What this calculator does
The Solar Battery Bank Size Calculator tells you how much battery capacity, in amp-hours (Ah), an off-grid or backup solar system needs. It accounts for your daily energy consumption, how many days you want the bank to run without sun (days of autonomy), the system voltage, and the safe depth of discharge (DoD) of your batteries. Sizing correctly prevents both under-supply (lights going out) and over-spending on unused capacity.
How to use it
Enter your average daily energy use in watt-hours (Wh) — add up the wattage of each device times the hours it runs. Choose your days of autonomy (1–3 is common for sunny climates, 3–5 for cloudy regions). Pick the system voltage (12 V for small setups, 24 V or 48 V for larger systems), and set the depth of discharge your battery chemistry allows (about 50% for lead-acid, 80–100% for lithium).
The formula explained
The core equation is
$$\text{Ah} = \frac{\text{Daily Wh} \times \text{Days}}{\text{V} \times \text{DoD}}$$where DoD is a fraction (50% = 0.5). The numerator is the total energy you must store; dividing by voltage converts watt-hours to amp-hours, and dividing by DoD adds the margin so you never drain the bank past its safe limit.
Worked example
Suppose you use 1,000 Wh per day, want 2 days of autonomy, run a 12 V system, and use lead-acid batteries at 50% DoD. Total energy = \(1{,}000 \times 2 = 2{,}000\) Wh. Capacity =
$$2{,}000 \div (12 \times 0.5) = 2{,}000 \div 6 = 333.33 \text{ Ah}$$You'd size a 12 V bank of roughly 333 Ah.
FAQ
What DoD should I use?
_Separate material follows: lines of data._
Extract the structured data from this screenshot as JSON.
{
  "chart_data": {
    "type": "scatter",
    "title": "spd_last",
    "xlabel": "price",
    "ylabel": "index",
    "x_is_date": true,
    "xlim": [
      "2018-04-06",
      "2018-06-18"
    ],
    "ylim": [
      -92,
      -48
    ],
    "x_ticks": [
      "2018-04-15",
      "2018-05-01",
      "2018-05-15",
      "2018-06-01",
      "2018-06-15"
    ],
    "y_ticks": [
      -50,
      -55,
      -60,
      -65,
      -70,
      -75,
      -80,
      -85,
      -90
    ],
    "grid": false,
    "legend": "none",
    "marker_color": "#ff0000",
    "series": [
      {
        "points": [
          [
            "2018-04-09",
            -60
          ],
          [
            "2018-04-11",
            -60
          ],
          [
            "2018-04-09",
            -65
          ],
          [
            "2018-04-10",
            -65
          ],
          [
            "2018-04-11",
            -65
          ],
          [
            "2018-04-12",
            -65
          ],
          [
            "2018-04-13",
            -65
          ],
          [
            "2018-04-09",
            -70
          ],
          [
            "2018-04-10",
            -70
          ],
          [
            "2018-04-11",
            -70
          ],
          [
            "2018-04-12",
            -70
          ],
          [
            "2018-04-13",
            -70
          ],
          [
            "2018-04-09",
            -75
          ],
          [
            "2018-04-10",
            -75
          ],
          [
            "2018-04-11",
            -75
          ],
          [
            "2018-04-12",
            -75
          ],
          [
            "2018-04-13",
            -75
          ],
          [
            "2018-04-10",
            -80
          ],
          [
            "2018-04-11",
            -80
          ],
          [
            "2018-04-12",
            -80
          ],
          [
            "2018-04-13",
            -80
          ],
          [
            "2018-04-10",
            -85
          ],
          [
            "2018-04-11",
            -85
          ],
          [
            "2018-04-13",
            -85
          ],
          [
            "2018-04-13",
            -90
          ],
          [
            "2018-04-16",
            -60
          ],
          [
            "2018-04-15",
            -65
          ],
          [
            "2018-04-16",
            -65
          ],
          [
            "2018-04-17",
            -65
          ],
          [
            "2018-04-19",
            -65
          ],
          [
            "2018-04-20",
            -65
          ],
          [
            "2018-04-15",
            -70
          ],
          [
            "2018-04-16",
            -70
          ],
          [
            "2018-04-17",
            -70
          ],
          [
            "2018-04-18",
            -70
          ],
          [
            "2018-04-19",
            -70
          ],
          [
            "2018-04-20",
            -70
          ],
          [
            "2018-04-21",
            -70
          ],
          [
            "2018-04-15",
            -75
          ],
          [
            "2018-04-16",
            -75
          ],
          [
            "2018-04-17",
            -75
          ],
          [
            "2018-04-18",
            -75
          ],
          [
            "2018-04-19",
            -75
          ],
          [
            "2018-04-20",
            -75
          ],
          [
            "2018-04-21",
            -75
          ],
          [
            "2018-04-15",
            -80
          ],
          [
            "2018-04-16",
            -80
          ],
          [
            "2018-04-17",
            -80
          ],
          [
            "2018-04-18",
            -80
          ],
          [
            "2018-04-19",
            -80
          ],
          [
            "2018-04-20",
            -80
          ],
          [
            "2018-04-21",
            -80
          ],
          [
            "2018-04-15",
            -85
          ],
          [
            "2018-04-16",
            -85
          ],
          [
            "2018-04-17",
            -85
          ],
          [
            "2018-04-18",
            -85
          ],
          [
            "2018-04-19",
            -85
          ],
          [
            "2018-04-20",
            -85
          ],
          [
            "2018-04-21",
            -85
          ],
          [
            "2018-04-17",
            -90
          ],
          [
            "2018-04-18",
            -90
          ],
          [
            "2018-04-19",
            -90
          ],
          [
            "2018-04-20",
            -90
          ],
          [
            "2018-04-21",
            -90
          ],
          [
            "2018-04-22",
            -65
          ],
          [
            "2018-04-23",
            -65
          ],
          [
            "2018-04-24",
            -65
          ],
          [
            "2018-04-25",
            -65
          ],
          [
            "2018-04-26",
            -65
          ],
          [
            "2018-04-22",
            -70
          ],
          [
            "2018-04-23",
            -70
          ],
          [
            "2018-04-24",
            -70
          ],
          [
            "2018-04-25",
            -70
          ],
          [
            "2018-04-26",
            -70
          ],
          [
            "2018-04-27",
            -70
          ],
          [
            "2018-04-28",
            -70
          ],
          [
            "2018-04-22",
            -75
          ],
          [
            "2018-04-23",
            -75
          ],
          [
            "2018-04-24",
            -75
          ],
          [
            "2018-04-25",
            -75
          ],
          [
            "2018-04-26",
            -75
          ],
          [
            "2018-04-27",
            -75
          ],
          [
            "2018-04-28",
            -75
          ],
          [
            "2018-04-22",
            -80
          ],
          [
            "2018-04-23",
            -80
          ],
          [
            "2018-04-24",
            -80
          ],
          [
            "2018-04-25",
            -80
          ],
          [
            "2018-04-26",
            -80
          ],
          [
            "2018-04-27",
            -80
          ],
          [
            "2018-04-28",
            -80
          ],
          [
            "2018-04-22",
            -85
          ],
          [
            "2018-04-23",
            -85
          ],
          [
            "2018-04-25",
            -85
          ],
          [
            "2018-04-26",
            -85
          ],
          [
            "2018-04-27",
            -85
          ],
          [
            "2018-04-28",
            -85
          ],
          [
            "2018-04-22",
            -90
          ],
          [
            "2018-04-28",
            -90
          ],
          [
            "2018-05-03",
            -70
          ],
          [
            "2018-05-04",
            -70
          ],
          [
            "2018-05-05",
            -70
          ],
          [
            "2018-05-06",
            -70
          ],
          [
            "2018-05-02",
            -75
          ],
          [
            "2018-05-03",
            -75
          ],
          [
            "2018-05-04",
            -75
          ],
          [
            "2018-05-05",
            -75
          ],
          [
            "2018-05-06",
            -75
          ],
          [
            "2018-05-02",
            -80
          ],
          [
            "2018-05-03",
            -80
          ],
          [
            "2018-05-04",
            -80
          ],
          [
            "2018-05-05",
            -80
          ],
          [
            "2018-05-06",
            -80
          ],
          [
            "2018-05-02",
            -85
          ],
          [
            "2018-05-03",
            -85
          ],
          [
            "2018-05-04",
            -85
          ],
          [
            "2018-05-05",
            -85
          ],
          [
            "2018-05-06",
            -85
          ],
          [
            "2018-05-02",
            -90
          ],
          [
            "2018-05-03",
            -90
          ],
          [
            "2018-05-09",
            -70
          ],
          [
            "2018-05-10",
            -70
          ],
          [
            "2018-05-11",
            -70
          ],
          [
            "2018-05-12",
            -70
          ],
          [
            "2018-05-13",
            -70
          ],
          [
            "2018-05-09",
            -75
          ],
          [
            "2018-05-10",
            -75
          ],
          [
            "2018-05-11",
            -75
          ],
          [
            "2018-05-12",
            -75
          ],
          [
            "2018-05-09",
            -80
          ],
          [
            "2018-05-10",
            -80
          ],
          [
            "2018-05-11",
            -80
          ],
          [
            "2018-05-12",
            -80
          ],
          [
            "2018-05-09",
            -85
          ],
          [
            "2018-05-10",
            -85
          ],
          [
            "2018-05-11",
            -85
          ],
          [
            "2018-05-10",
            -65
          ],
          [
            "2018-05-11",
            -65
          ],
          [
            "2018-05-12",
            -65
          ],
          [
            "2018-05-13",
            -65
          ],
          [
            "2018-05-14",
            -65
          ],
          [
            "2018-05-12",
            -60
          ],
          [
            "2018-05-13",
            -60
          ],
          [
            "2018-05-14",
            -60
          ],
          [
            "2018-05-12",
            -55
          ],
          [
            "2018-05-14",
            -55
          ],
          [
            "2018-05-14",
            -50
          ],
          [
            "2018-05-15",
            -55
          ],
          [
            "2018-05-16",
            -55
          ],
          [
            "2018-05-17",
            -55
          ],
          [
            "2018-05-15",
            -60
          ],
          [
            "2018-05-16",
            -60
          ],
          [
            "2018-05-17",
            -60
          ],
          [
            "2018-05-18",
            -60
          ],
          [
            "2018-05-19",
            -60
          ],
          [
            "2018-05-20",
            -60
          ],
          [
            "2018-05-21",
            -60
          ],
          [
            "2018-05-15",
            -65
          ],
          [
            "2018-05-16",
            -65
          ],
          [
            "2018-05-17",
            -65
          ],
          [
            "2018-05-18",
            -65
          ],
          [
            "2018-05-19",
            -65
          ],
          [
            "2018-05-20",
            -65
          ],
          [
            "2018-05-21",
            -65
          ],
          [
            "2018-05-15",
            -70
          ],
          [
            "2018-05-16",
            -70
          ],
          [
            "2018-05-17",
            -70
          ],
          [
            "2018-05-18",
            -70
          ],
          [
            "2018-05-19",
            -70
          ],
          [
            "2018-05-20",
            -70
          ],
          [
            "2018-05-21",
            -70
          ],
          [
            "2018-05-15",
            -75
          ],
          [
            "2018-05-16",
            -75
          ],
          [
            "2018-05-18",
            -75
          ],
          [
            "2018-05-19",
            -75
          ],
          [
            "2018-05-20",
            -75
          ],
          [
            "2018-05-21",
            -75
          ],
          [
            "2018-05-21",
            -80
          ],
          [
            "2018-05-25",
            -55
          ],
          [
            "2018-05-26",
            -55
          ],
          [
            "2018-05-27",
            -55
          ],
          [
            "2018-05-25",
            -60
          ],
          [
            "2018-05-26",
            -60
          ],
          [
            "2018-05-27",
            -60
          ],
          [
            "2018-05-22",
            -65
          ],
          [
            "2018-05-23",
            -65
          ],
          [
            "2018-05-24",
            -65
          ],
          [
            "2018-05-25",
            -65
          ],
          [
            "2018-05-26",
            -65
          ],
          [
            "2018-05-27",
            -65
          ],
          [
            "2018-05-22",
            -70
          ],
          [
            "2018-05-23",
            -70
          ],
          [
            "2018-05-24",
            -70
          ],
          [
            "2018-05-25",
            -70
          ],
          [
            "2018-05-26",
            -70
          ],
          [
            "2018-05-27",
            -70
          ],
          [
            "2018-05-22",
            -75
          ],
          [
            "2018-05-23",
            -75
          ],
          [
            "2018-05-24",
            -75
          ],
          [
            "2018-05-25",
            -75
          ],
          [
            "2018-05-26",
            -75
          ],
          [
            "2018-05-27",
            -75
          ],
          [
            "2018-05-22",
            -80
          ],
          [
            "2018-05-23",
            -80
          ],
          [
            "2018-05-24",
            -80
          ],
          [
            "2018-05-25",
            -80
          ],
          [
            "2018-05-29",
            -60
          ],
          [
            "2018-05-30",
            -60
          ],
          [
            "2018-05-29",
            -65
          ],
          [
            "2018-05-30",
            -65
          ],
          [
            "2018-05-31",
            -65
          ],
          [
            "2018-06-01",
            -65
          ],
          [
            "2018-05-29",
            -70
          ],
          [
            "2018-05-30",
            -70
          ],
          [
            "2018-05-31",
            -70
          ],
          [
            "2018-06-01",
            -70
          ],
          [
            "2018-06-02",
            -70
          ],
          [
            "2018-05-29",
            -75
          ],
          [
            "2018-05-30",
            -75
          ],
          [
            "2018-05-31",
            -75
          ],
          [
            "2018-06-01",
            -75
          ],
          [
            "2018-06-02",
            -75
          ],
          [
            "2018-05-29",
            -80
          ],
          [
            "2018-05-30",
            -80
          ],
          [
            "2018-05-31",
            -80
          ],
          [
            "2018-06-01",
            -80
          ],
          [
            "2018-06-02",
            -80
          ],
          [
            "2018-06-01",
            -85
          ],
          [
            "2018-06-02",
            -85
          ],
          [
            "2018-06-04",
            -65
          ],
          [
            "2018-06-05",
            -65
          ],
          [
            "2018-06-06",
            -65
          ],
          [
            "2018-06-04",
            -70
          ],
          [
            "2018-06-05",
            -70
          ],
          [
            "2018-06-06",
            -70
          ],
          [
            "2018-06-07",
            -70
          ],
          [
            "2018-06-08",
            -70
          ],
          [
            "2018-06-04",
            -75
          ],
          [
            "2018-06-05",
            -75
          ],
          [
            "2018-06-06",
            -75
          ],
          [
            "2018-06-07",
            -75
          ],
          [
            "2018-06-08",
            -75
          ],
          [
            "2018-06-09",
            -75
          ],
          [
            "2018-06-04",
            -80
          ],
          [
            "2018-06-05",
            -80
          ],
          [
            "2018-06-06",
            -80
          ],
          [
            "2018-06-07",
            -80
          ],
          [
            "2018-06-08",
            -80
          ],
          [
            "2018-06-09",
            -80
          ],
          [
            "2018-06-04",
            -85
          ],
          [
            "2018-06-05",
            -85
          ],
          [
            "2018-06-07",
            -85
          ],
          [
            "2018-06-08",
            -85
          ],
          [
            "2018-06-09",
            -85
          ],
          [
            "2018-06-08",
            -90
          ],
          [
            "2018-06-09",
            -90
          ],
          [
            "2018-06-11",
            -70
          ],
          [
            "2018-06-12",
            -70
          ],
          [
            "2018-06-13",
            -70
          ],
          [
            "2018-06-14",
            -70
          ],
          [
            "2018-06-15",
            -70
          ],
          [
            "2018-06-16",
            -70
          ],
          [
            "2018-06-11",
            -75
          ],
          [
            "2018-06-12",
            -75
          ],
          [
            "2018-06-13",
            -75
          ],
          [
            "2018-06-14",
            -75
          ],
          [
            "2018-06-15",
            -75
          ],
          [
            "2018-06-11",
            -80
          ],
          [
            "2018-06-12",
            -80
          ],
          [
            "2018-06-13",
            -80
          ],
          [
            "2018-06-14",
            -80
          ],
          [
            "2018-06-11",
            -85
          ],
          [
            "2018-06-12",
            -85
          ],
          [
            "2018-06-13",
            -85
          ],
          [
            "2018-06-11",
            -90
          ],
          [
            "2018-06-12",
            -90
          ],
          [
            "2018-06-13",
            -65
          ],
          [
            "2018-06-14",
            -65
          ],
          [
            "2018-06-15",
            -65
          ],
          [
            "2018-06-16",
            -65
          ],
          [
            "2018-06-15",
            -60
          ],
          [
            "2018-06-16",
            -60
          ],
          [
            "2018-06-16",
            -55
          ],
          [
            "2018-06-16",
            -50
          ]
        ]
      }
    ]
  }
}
Lead-acid: ~50%. AGM/Gel: 50–60%. Lithium (LiFePO4): 80–100%. Higher DoD means a smaller bank but check your battery's spec sheet.
Why add days of autonomy? So the system keeps running during cloudy stretches when solar panels produce little. More autonomy means a larger, costlier bank.
Does temperature matter? Yes — cold reduces usable capacity. In freezing climates add 10–20% to the result, or keep batteries insulated.